The issue of low pay has only exacerbated stress levels and feelings of underappreciation. Last year the NHS Staff survey showed that just 21.7 % of midwives were satisfied with their pay, nearly a 10% drop from 2020. “I know a lot of midwives are really struggling financially, that often leads to them taking lots of bank shifts because they're trying to make up the money. Obviously that can lead to more problems, with burnout and sickness and stress,” explains Smith, who adds many midwives are disappointed with the pay deal negotiated by the RCM.
“It's such a stressful job; we're short staffed, and then we're not even being paid, sufficiently,” she explains. “The government is not on our side, and just takes us for granted, so there's a lot of really low morale because of that too.”
The consequences are multifaceted, and Smith specifically has coped by changing her working patterns. In 2018 she left hospital wards for a community team where she finds that shift patterns are more manageable. Still, there is no escape from chronic underfunding. “I've progressively cut down my hours,” she explains. “I'm now at work two days a week because I would find working full-time too stressful.”
Though the NHS workforce plan promises to invest in the retention and training of midwives, and in August NHS England announced additional funding for PMAs, some experts say the plans don’t go far enough.
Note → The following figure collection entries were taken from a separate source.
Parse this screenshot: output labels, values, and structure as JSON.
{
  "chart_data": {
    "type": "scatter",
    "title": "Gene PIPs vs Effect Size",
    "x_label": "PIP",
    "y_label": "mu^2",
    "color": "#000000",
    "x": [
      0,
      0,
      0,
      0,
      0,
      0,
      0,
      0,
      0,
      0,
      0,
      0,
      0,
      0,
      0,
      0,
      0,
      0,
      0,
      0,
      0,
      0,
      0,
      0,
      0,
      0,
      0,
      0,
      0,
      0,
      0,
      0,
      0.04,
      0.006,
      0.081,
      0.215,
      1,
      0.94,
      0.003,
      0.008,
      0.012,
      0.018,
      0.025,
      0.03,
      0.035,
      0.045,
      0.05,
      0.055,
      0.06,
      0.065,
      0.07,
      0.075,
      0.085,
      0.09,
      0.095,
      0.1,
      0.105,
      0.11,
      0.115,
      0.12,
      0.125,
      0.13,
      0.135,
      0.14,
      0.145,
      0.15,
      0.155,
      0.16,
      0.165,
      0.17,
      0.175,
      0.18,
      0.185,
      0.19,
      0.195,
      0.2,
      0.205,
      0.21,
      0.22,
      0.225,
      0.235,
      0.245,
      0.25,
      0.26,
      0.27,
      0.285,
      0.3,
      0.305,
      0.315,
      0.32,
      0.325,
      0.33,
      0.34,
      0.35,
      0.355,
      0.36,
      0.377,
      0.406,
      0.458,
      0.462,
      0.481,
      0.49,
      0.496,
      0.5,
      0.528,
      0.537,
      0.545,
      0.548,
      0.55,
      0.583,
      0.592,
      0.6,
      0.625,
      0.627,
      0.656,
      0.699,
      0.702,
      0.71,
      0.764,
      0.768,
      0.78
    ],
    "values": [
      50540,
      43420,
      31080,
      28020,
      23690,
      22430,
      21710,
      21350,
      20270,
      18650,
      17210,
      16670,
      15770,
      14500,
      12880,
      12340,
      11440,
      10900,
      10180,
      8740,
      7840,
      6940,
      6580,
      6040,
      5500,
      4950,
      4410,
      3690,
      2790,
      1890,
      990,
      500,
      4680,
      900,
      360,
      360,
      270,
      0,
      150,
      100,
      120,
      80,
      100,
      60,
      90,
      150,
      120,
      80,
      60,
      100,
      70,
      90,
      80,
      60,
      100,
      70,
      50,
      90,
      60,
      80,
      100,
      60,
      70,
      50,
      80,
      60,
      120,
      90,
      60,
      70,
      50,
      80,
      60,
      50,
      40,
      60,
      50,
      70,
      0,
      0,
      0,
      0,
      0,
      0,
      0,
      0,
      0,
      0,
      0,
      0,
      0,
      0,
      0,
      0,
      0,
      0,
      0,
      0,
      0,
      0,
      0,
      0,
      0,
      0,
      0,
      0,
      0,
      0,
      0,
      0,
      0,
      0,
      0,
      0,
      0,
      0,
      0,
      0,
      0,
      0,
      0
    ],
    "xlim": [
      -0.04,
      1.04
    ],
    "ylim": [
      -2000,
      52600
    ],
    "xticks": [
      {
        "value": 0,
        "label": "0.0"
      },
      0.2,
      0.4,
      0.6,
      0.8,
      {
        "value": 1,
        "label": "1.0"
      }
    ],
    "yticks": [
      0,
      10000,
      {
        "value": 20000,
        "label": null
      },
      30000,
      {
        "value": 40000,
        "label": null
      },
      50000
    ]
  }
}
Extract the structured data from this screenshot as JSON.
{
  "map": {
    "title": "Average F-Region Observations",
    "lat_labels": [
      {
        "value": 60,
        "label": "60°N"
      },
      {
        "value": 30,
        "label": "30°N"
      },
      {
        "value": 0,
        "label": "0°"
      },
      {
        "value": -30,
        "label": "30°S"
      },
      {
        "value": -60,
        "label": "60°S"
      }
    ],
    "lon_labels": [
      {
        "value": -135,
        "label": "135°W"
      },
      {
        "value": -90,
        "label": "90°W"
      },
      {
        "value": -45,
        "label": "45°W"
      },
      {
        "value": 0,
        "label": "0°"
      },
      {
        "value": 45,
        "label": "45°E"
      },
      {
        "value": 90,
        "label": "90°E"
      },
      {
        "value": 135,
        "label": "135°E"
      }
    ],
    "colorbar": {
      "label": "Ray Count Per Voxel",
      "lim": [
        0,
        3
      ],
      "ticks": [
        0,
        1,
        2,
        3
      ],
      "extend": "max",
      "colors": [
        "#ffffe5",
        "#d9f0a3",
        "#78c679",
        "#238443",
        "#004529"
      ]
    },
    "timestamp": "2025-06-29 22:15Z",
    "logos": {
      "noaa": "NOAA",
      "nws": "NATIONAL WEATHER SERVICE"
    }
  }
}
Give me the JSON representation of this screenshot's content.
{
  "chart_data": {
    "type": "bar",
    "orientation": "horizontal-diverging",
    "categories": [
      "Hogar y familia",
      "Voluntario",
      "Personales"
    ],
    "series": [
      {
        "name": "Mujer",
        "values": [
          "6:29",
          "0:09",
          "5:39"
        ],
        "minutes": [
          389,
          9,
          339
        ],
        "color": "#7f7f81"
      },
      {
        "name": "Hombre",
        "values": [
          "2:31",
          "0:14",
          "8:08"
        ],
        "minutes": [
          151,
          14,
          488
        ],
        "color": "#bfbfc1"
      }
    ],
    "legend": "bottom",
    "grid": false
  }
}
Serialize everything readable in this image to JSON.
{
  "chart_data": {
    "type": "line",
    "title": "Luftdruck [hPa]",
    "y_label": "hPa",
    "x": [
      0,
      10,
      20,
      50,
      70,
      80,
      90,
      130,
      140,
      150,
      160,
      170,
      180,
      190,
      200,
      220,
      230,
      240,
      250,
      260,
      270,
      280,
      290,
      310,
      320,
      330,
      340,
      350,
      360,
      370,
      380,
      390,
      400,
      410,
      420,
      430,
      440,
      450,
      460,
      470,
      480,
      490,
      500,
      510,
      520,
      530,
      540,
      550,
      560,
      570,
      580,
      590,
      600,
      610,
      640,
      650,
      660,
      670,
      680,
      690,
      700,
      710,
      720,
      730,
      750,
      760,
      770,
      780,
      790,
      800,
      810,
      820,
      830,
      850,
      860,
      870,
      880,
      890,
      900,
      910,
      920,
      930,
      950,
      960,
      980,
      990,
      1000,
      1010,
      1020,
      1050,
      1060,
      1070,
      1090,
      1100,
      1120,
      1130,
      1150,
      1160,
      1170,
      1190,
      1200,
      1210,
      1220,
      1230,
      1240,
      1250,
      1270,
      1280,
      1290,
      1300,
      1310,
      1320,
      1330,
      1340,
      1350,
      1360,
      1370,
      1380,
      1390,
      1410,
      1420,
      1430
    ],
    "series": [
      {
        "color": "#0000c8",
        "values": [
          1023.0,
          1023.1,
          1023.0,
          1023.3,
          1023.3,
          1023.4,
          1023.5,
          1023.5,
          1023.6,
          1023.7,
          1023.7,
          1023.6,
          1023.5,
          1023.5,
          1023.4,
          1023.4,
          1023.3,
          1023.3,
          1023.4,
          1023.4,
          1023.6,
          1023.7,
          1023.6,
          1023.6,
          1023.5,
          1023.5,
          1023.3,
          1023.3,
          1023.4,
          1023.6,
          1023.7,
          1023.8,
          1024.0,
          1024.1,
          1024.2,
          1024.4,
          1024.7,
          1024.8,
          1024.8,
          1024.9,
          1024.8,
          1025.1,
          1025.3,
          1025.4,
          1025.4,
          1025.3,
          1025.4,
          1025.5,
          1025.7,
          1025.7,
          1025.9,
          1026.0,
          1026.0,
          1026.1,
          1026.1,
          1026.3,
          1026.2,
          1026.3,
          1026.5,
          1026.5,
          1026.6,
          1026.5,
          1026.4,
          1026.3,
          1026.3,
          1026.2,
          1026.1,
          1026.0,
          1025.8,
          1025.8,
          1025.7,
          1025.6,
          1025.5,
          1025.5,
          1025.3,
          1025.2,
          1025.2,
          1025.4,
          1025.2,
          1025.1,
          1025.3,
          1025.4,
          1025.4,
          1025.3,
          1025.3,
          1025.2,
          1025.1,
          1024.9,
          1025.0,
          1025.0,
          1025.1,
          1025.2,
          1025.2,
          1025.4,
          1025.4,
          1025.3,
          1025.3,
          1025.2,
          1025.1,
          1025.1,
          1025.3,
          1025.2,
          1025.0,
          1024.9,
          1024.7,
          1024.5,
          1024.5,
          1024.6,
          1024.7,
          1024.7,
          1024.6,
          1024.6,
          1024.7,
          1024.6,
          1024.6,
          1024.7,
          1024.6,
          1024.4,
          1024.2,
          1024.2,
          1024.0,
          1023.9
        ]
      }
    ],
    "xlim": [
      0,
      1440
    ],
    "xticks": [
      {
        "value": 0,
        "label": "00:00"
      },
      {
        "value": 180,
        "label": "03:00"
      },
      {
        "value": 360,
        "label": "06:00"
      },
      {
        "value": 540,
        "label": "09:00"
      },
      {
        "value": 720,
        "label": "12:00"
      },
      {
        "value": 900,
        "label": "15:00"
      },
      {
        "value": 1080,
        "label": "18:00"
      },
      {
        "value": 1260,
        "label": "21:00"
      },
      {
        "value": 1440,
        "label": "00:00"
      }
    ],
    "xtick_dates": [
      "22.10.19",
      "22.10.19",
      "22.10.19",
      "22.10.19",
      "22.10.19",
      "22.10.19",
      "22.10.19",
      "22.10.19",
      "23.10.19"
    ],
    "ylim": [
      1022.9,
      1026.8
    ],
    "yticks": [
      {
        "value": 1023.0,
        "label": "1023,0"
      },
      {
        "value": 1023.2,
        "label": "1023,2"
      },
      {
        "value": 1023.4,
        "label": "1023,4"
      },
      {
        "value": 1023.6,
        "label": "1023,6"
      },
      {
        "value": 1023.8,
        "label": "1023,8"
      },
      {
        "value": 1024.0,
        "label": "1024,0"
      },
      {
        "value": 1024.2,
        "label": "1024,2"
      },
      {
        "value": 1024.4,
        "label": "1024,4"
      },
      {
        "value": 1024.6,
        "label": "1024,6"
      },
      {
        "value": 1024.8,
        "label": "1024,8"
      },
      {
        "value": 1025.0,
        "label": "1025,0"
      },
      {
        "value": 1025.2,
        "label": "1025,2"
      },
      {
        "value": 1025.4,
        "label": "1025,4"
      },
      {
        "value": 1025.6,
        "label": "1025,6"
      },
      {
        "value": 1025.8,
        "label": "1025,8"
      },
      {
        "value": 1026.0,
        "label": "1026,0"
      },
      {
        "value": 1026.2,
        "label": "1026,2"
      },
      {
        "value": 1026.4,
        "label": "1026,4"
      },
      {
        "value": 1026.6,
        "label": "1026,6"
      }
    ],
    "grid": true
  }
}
To ensure sufficient and systemic change, the RCM have called for [xx] with a view to making midwives feel more supported. “Retention is absolutely key,” says Galvin.
In addition to funding interventions, Galvin, Pezaro and Smith have also called for better enforcement actions against bullying behaviours, more accessible occupational health support, and flexible working. These are recommendations largely echoed by the RCM itself in its recent report on the workforce “crisis”.
More fundamentally, Pezaro says that “society as a whole doesn’t really value midwifery”, which for Laura stems from a patriarchal culture and disregard for ‘caring’ work generally. Tangible policy changes are essential, but a shift in how midwifery is perceived might be instrumental in securing them.
(*) Name changed to protect identity (requested).
Note: reference to NHS staff groups is drawn from terminology used in NHS sickness absence data; this also applies to the classification of clinical and non-clinical staff.